3. Mme A soutient qu'elle justifie " d'un lien intense et très particulier avec la France où elle est née et a vécu un quart de siècle " et qu'elle ne peut, ainsi, être regardée comme ne justifiant pas d'une insertion dans la société française. Elle allègue, en outre, que son fils mineur est scolarisé sur le territoire français. Toutefois, s'il ressort des pièces du dossier que Mme A, née en France, y a suivi l'intégralité de sa scolarité jusqu'en 1982, y a travaillé du 12 janvier au 11 avril 1984 et s'est vue délivrer un certificat de résidence valable du 11 août 1977 au 10 août 1987, il ressort des écritures de Mme A qu'elle indique avoir quitté la France en 1984 pour se rendre en Algérie où elle s'est mariée et où est né son enfant le 19 février 2004. Si Mme A soutient que son fils est scolarisé sur le territoire français, le certificat de scolarité qu'elle produit, établi le 14 septembre 2020, porte sur la seule année scolaire 2020-2021, soit un an avant la décision attaquée, date à laquelle son fils était devenu majeur. Mme A ne peut davantage justifier, compte tenu des pièces produites, d'une insertion particulière en France. A cet égard, il ressort des termes de l'arrêté attaqué, ce qui n'est pas contesté par Mme A, qu'" hormis les aides obtenues du Conseil Départemental, du CCAS de la ville de La Queue en Brie et du Ministère de l'Education Nationale (bourses), elle s'est déclarée de nationalité française auprès des services de la Caisse d'Allocations Familiales des Yvelines et du Val-de-Marne depuis 2016 afin de percevoir régulièrement des prestations (allocation soutien familial, RSA) ", ce qui constitue une fraude. Enfin, il n'est pas contredit par Mme A qu'elle n'est pas dépourvue de toutes attaches familiales en Algérie où résident trois de ses enfants et un frère. Dans ces conditions, elle n'est pas fondée à soutenir que la préfète du Val-de-Marne aurait méconnu les stipulations de l'article 8 de la convention européenne de sauvegarde des droits de l'homme et des libertés fondamentales ou commis une erreur manifeste d'appréciation au regard des stipulations du 5) de l'article 6 de l'accord franco-algérien. Il suit de là que les moyens invoqués ne peuvent qu'être écartés.

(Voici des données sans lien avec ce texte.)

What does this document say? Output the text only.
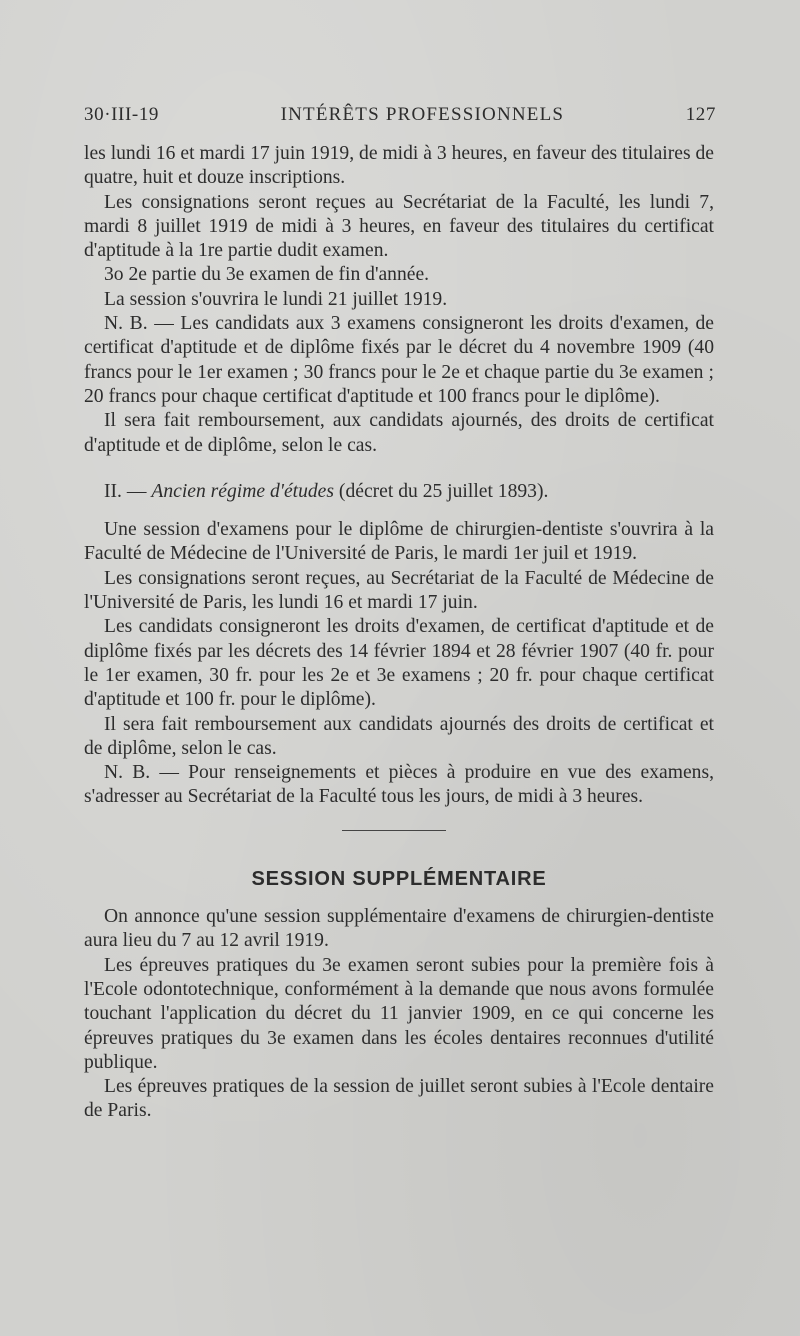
30·III-19	INTÉRÊTS PROFESSIONNELS	127

les lundi 16 et mardi 17 juin 1919, de midi à 3 heures, en faveur des titulaires de quatre, huit et douze inscriptions.

Les consignations seront reçues au Secrétariat de la Faculté, les lundi 7, mardi 8 juillet 1919 de midi à 3 heures, en faveur des titulaires du certificat d'aptitude à la 1re partie dudit examen.

3o 2e partie du 3e examen de fin d'année.

La session s'ouvrira le lundi 21 juillet 1919.

N. B. — Les candidats aux 3 examens consigneront les droits d'examen, de certificat d'aptitude et de diplôme fixés par le décret du 4 novembre 1909 (40 francs pour le 1er examen ; 30 francs pour le 2e et chaque partie du 3e examen ; 20 francs pour chaque certificat d'aptitude et 100 francs pour le diplôme).

Il sera fait remboursement, aux candidats ajournés, des droits de certificat d'aptitude et de diplôme, selon le cas.

II. — Ancien régime d'études (décret du 25 juillet 1893).

Une session d'examens pour le diplôme de chirurgien-dentiste s'ouvrira à la Faculté de Médecine de l'Université de Paris, le mardi 1er juil et 1919.

Les consignations seront reçues, au Secrétariat de la Faculté de Médecine de l'Université de Paris, les lundi 16 et mardi 17 juin.

Les candidats consigneront les droits d'examen, de certificat d'aptitude et de diplôme fixés par les décrets des 14 février 1894 et 28 février 1907 (40 fr. pour le 1er examen, 30 fr. pour les 2e et 3e examens ; 20 fr. pour chaque certificat d'aptitude et 100 fr. pour le diplôme).

Il sera fait remboursement aux candidats ajournés des droits de certificat et de diplôme, selon le cas.

N. B. — Pour renseignements et pièces à produire en vue des examens, s'adresser au Secrétariat de la Faculté tous les jours, de midi à 3 heures.

SESSION SUPPLÉMENTAIRE

On annonce qu'une session supplémentaire d'examens de chirurgien-dentiste aura lieu du 7 au 12 avril 1919.

Les épreuves pratiques du 3e examen seront subies pour la première fois à l'Ecole odontotechnique, conformément à la demande que nous avons formulée touchant l'application du décret du 11 janvier 1909, en ce qui concerne les épreuves pratiques du 3e examen dans les écoles dentaires reconnues d'utilité publique.

Les épreuves pratiques de la session de juillet seront subies à l'Ecole dentaire de Paris.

4. Il résulte de ce qui précède que la requête de Mme A est manifestement dépourvue de fondement et doit être rejetée.

ORDONNE :

Article 1er : La requête de Mme A est rejetée.

Article 2 : La présente ordonnance sera notifiée à Mme A.

Copie en sera adressée au préfet du Val-de-Marne.

Fait à Paris, le 4 juillet 2023.

Le président,

T. CELERIER

La République mande et ordonne au ministre de l'intérieur et des outre-mer en ce qui le concerne, et à tous commissaires de justice à ce requis en ce qui concerne les voies de droit commun contre les parties privées, de pourvoir à l'exécution de la présente décision.